Self-supervised depth estimation consists on training a neural network to provide dense pixel-wise depth predictions given a single image. "Self-supervision"  in the training process implies not relying on ground truth depth maps, which can be hard and expensive to acquire. This project is motivated by Digging Into Self-Supervised Monocular Depth Estimation [1].

The network attempts to generate a synthetic view of the same scene from a different point of view. This implicitly generated a disparity map, if per-pixel correspondences are known. The relative pose of the virtual viewpoint with respect to the actual viewpoint (i.e. real camera) is represented as $T_{t' \rightarrow t}$, and the synthetic image is denoted $I_{t'}$, given an original image $I_t$.

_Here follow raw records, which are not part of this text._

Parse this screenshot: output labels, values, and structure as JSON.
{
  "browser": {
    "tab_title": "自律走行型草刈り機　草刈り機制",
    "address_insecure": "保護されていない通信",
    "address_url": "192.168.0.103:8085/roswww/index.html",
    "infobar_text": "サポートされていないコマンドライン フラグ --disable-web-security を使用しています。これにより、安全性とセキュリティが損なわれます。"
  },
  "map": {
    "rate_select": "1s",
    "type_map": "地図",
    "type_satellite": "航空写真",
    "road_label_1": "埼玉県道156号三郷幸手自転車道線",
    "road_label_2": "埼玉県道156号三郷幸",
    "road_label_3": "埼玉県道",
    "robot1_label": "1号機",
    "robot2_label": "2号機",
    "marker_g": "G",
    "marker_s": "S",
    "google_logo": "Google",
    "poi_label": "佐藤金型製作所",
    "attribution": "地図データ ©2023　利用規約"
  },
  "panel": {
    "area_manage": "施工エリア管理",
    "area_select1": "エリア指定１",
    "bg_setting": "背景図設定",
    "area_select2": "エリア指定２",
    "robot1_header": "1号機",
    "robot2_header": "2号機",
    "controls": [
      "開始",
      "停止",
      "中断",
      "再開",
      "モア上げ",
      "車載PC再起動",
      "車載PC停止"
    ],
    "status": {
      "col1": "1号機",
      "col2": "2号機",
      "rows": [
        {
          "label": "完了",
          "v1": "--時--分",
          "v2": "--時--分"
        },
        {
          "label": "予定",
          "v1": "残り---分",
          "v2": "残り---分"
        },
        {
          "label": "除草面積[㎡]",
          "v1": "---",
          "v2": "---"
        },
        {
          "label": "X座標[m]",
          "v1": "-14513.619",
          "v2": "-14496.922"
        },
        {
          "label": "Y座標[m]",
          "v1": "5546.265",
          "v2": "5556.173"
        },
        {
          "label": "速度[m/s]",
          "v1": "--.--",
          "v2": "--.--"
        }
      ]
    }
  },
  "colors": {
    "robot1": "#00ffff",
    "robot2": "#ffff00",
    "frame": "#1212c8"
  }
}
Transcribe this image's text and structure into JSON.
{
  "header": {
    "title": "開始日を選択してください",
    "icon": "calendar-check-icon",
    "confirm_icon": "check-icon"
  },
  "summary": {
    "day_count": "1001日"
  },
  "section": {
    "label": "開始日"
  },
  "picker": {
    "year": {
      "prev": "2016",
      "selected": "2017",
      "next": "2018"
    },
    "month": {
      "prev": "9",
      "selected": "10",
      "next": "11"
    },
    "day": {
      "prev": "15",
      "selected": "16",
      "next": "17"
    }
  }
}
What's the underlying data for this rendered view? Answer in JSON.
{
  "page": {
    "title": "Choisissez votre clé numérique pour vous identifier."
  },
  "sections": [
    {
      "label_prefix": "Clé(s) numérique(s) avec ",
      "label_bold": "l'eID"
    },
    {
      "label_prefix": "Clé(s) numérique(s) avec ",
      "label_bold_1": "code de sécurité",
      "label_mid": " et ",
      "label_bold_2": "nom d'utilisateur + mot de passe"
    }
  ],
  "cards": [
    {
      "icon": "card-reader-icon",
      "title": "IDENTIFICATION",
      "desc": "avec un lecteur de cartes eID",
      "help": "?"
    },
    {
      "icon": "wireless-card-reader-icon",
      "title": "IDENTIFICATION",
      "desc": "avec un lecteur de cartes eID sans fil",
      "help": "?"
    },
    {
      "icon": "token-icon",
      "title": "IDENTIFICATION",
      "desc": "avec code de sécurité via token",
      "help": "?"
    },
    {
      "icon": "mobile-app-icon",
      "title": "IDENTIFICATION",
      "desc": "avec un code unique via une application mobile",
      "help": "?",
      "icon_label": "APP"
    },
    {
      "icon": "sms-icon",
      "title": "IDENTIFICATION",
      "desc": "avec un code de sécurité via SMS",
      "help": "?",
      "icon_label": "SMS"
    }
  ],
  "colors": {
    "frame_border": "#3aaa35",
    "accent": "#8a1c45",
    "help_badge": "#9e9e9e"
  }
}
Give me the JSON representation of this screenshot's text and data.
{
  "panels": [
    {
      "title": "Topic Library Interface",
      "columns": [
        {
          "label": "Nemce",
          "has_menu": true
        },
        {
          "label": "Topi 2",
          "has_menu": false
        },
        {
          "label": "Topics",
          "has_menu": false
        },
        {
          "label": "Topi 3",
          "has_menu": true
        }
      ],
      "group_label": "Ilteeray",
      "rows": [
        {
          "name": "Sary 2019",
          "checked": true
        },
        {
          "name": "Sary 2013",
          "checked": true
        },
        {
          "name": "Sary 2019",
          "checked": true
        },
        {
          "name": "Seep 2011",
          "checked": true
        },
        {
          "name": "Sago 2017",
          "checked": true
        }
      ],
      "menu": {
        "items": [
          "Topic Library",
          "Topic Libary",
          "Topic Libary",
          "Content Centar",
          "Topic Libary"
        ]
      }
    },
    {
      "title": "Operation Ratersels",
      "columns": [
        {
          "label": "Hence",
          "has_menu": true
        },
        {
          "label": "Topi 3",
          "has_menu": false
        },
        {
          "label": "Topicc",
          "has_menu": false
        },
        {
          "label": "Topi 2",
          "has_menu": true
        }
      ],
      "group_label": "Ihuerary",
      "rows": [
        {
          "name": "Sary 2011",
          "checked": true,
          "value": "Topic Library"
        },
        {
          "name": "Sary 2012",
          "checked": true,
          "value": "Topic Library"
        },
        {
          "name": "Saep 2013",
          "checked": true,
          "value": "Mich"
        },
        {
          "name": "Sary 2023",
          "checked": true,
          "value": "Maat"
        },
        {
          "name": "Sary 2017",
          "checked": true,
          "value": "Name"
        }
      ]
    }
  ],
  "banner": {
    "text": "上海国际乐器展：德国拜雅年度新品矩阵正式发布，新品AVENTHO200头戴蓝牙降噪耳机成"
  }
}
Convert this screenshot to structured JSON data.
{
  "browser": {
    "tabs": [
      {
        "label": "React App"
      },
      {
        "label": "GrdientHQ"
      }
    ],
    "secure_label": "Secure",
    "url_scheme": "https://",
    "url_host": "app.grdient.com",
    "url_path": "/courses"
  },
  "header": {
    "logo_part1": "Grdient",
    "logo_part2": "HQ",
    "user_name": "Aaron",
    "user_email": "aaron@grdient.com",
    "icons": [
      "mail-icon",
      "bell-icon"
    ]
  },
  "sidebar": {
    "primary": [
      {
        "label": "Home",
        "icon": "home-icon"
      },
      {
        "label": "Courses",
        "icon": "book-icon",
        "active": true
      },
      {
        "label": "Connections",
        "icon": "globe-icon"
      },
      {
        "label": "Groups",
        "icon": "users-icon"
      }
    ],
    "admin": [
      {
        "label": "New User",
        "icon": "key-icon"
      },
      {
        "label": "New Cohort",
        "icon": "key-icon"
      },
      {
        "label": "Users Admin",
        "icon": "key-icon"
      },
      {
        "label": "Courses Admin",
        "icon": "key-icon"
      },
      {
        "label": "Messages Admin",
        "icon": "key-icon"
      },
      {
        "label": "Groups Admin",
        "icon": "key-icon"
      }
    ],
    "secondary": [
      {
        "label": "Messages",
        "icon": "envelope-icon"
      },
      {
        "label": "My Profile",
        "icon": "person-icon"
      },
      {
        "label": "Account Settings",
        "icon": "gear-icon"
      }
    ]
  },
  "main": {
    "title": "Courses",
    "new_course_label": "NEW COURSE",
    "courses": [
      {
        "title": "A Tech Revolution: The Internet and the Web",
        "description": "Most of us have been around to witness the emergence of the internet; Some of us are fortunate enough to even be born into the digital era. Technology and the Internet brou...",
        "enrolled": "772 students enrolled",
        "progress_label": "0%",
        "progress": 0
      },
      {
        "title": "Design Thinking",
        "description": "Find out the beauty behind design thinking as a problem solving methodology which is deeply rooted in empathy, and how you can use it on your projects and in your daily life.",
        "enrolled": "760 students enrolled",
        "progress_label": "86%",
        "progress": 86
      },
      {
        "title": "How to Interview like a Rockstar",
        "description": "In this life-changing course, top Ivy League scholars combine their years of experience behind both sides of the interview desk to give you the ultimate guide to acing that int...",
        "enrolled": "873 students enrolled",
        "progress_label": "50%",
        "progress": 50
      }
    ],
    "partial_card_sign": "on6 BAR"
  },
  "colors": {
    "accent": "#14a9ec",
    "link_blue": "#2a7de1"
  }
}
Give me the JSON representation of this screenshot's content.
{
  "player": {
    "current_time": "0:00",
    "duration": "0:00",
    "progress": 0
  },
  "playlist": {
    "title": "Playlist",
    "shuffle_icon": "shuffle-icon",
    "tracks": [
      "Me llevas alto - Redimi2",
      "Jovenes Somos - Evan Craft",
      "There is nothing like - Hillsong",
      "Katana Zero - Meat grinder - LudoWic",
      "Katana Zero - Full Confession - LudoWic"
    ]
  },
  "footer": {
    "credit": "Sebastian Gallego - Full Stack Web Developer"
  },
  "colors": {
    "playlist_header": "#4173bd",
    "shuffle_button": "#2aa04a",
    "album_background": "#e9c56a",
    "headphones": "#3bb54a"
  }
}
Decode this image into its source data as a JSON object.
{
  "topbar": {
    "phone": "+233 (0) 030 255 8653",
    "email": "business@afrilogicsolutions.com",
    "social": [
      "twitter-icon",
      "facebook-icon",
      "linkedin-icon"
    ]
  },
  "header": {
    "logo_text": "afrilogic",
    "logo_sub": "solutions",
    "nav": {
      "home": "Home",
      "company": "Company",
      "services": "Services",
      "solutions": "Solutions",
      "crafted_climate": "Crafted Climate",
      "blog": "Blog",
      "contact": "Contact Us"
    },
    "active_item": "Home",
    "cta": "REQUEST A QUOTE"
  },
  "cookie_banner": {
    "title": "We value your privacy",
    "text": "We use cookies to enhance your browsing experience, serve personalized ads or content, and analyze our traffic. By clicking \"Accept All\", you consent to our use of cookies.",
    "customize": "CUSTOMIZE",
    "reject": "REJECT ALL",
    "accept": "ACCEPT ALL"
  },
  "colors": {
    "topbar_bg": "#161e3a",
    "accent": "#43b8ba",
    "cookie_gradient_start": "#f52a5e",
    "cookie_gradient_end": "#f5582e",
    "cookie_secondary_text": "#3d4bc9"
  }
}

The loss functions employed in the training are as follows. 
$$L_p = \Sigma_{t'} pe( I_{t}, I_{t'\rightarrow t})$$

where $pe$ represents the $L1$ distance between matching pixels in pixel space and is defined as:

$$pe(I_a, I_b) = \frac{\alpha}{2}(1-SSIM(I_a, I_b)) + (1-\alpha) ||I_a - I_b||_1$$

$\alpha$ is set to 0.85.

$SSIM$ represents structural similarity between images $I_a$ and $I_b$. That is, the sum of x and y distances for all matches:

$$SSIM(x, y) = \frac{(2\mu_x\mu_y+c_1)(2\sigma_{xy}+c_2)}{(\mu_x^2+\mu_y^2+c_1)(\sigma_x^2+\sigma_y^2+c_2)}$$

$I_{t'\rightarrow t}$ is defined as follows:

$$I_{t'\rightarrow t} = I_{t'}\langle proj(D_t, T_{t\rightarrow t'}, K)\rangle$$

for $D_t$ being projected depths, $\langle . \rangle$ being the sampling operator.

Note that the $pe$ function provides a weighted sum of visually perceptible differences between images (SSIM), and the L1 norm between said images, as described in [2].




In [None]:
! nvcc --version

! pip install torch==1.7.1+cu101 torchvision==0.8.2+cu101 -f https://download.pytorch.org/whl/torch_stable.html
! pip install tensorboardX==1.4
! pip install opencv-python==3.3.1.11
! pip install kornia

# Clone repo
! git clone https://github.com/ArjunNarayan2066/monodepth2.gitpth2.git

In [None]:
%matplotlib inline

import os
import numpy as np
import PIL.Image as pil
import matplotlib.pyplot as plt
from PIL import Image
import kornia

import torch
from torchvision import transforms

import networks
from utils import download_model_if_doesnt_exist

In [None]:
class SSIM(nn.Module):
    def __init__(self):
        super(SSIM, self).__init__()
        self.mu_x_pool   = nn.AvgPool2d(3, 1)
        self.mu_y_pool   = nn.AvgPool2d(3, 1)
        self.sig_x_pool  = nn.AvgPool2d(3, 1)
        self.sig_y_pool  = nn.AvgPool2d(3, 1)
        self.sig_xy_pool = nn.AvgPool2d(3, 1)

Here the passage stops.